A célebre "mão invisível" assumiu agora a forma de uma nova autonomia, a das forças de oferta e demanda que se contrapõem no universo das redes digitais. O mercado não desaparece, assume dinâmicas cuja eficiência depende mais da qualidade das redes do que da ação de governos e corporações.
O pensamento de Benkler não é, portanto, um desafio radical à ortodoxia econômica nem serve como ideologia para quem pretenda criticar o chamado "neoliberalismo". Ao contrário, trata-se de um modelo inspirado numa filosofia política ultraliberal, praticamente anarquista.
Os mais ingênuos, no entanto, acreditam que a importância dos softwares "não-proprietários" nessas novas redes digitais é a prova definitiva de que o capitalismo, sob o choque das novas tecnologias, está perdendo o seu elemento essencial, a propriedade privada.
O livro ajuda a dissolver essa ilusão anarquista. Há uma enorme diferença entre ser "livre" (muitos softwares têm seus códigos abertos) e ser gratuito. Benkler discute (e sonha com) a expansão de uma sociedade em que a autonomia dos indivíduos seja levada o mais longe possível, mas sem ameaçar o "status quo" e muito menos abolir a propriedade privada. Ele aposta no aumento da liberdade na medida em que circulam mais informação, conhecimento, tecnologia e cultura.
É uma hipótese bastante razoável e que, a rigor, tem sido o norte da civilização ocidental desde a invenção do tipógrafo, com a expansão vertiginosa das mídias que se seguiu.
Mas não é uma lei nem algo irreversível. A mesma expansão das redes de comunicação e das mídias criou um mundo de enorme concentração econômica nos setores de comunicação e cultura. E nada serviu tanto à opressão e à manipulação como a expansão das redes de comunicação.
As redes digitais, com ou sem software livre, têm provocado mudanças em todas as áreas da vida econômica e social, da empresa multinacional à ONG, passando pela universidade, pelas administrações públicas e até mesmo pelo consumidor, que se defronta com um número crescente de opções em produtos, serviços e tecnologias.
O fenômeno econômico fundamental, subjacente ao fenômeno tecnológico (a espetacular expansão das redes e mesmo do software de código aberto), é a expansão dos serviços e a necessidade de inovação permanente para se manter no mercado.

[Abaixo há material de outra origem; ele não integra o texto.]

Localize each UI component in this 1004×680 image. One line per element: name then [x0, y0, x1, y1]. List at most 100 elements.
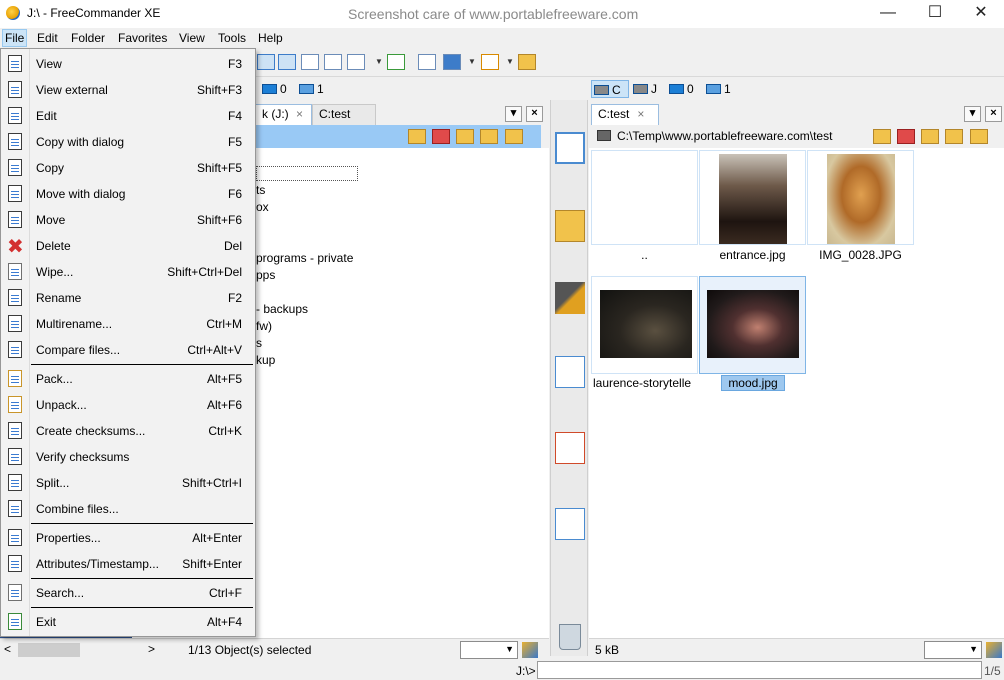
- menu-item-unpack[interactable]: Unpack... Alt+F6: [2, 392, 254, 418]
- command-line-input[interactable]: [537, 661, 982, 679]
- tab-dropdown-icon[interactable]: ▾: [964, 106, 981, 122]
- menu-favorites[interactable]: Favorites: [116, 30, 169, 47]
- move-to-other-panel-icon[interactable]: [555, 432, 585, 464]
- list-view-icon[interactable]: [301, 54, 319, 70]
- menu-edit[interactable]: Edit: [35, 30, 60, 47]
- tree-item[interactable]: programs - private: [256, 251, 353, 265]
- drive-cloud[interactable]: 1: [704, 80, 731, 98]
- drive-c[interactable]: C: [591, 80, 629, 98]
- scroll-right-button[interactable]: >: [148, 642, 155, 656]
- dual-view-icon[interactable]: [324, 54, 342, 70]
- history-icon[interactable]: [873, 129, 891, 144]
- menu-item-create-checksums[interactable]: Create checksums... Ctrl+K: [2, 418, 254, 444]
- file-name[interactable]: IMG_0028.JPG: [807, 248, 914, 262]
- menu-item-wipe[interactable]: Wipe... Shift+Ctrl+Del: [2, 259, 254, 285]
- current-path[interactable]: C:\Temp\www.portablefreeware.com\test: [617, 129, 832, 143]
- tools-icon[interactable]: [555, 282, 585, 314]
- menu-item-compare-files[interactable]: Compare files... Ctrl+Alt+V: [2, 337, 254, 363]
- app-icon[interactable]: [6, 6, 20, 20]
- menu-help[interactable]: Help: [256, 30, 285, 47]
- file-name[interactable]: ..: [591, 248, 698, 262]
- filter-combobox[interactable]: ▼: [924, 641, 982, 659]
- favorites-icon[interactable]: [432, 129, 450, 144]
- drive-cloud[interactable]: 1: [297, 80, 324, 98]
- parent-folder-icon[interactable]: [456, 129, 474, 144]
- menu-item-exit[interactable]: Exit Alt+F4: [2, 609, 254, 635]
- menu-item-copy[interactable]: Copy Shift+F5: [2, 155, 254, 181]
- thumbnail-parent[interactable]: [591, 150, 698, 245]
- tab-close-icon[interactable]: ×: [526, 106, 543, 122]
- root-folder-icon[interactable]: [945, 129, 963, 144]
- filter-combobox[interactable]: ▼: [460, 641, 518, 659]
- menu-item-edit[interactable]: Edit F4: [2, 103, 254, 129]
- horizontal-scrollbar-thumb[interactable]: [18, 643, 80, 657]
- tab-close-icon[interactable]: ×: [637, 107, 644, 121]
- drive-j[interactable]: J: [631, 80, 657, 98]
- swap-panels-icon[interactable]: [555, 132, 585, 164]
- minimize-icon[interactable]: —: [865, 0, 911, 28]
- menu-tools[interactable]: Tools: [216, 30, 248, 47]
- checklist-icon[interactable]: [418, 54, 436, 70]
- filter-icon[interactable]: [986, 642, 1002, 658]
- view-file-icon[interactable]: [555, 508, 585, 540]
- tab-close-icon[interactable]: ×: [985, 106, 1002, 122]
- layout-icon[interactable]: [347, 54, 365, 70]
- filter-dropdown-icon[interactable]: ▼: [506, 57, 514, 66]
- details-view-icon[interactable]: [278, 54, 296, 70]
- tab-right-ctest[interactable]: C:test ×: [591, 104, 659, 125]
- menu-folder[interactable]: Folder: [69, 30, 107, 47]
- drive-network[interactable]: 0: [260, 80, 287, 98]
- maximize-icon[interactable]: ☐: [912, 0, 958, 28]
- menu-view[interactable]: View: [177, 30, 207, 47]
- tree-item[interactable]: pps: [256, 268, 275, 282]
- thumbnail-mood[interactable]: [699, 276, 806, 374]
- copy-to-other-panel-icon[interactable]: [555, 356, 585, 388]
- tab-left-ctest[interactable]: C:test: [312, 104, 376, 125]
- folder-size-icon[interactable]: [518, 54, 536, 70]
- grid-icon[interactable]: [443, 54, 461, 70]
- file-name-selected[interactable]: mood.jpg: [721, 375, 785, 391]
- thumbnail-img0028[interactable]: [807, 150, 914, 245]
- filter-icon[interactable]: [481, 54, 499, 70]
- recycle-bin-icon[interactable]: [559, 624, 581, 650]
- parent-folder-icon[interactable]: [921, 129, 939, 144]
- tab-dropdown-icon[interactable]: ▾: [505, 106, 522, 122]
- tree-item[interactable]: - backups: [256, 302, 308, 316]
- folder-menu-icon[interactable]: [970, 129, 988, 144]
- menu-item-view-external[interactable]: View external Shift+F3: [2, 77, 254, 103]
- tree-view-icon[interactable]: [257, 54, 275, 70]
- tree-item[interactable]: fw): [256, 319, 272, 333]
- menu-file[interactable]: File: [2, 29, 28, 47]
- menu-item-multirename[interactable]: Multirename... Ctrl+M: [2, 311, 254, 337]
- menu-item-copy-with-dialog[interactable]: Copy with dialog F5: [2, 129, 254, 155]
- drive-network[interactable]: 0: [667, 80, 694, 98]
- menu-item-move-with-dialog[interactable]: Move with dialog F6: [2, 181, 254, 207]
- menu-item-attributes-timestamp[interactable]: Attributes/Timestamp... Shift+Enter: [2, 551, 254, 577]
- folder-icon[interactable]: [555, 210, 585, 242]
- tree-item[interactable]: ox: [256, 200, 269, 214]
- thumbnail-entrance[interactable]: [699, 150, 806, 245]
- favorites-icon[interactable]: [897, 129, 915, 144]
- grid-dropdown-icon[interactable]: ▼: [468, 57, 476, 66]
- menu-item-delete[interactable]: ✖ Delete Del: [2, 233, 254, 259]
- filter-icon[interactable]: [522, 642, 538, 658]
- menu-item-view[interactable]: View F3: [2, 51, 254, 77]
- history-icon[interactable]: [408, 129, 426, 144]
- close-icon[interactable]: ✕: [958, 0, 1004, 28]
- right-panel[interactable]: .. entrance.jpg IMG_0028.JPG laurence-st…: [589, 148, 1004, 638]
- menu-item-properties[interactable]: Properties... Alt+Enter: [2, 525, 254, 551]
- menu-item-combine-files[interactable]: Combine files...: [2, 496, 254, 522]
- root-folder-icon[interactable]: [480, 129, 498, 144]
- scroll-left-button[interactable]: <: [4, 642, 11, 656]
- file-name[interactable]: laurence-storytelle: [593, 376, 697, 390]
- menu-item-rename[interactable]: Rename F2: [2, 285, 254, 311]
- menu-item-pack[interactable]: Pack... Alt+F5: [2, 366, 254, 392]
- folder-menu-icon[interactable]: [505, 129, 523, 144]
- menu-item-verify-checksums[interactable]: Verify checksums: [2, 444, 254, 470]
- tree-item[interactable]: ts: [256, 183, 265, 197]
- menu-item-move[interactable]: Move Shift+F6: [2, 207, 254, 233]
- tree-item[interactable]: kup: [256, 353, 275, 367]
- menu-item-search[interactable]: Search... Ctrl+F: [2, 580, 254, 606]
- tab-close-icon[interactable]: ×: [296, 107, 303, 121]
- menu-item-split[interactable]: Split... Shift+Ctrl+I: [2, 470, 254, 496]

O código aberto de um software, sem um bom programador, é tão opaco quanto uma caixa preta. Benkler insiste nesse ponto e vê a difusão do modelo de software livre para outras áreas da economia e da sociedade como uma benesse para os prestadores de serviços, ou seja, aqueles que podem nos ensinar a ler e usar as novas mídias com independência e senso crítico.


Professor de economia da ECA-USP, diretor da Cidade do Conhecimento (www.cidade.usp.br) e autor de "As Profissões do Futuro" (PubliFolha)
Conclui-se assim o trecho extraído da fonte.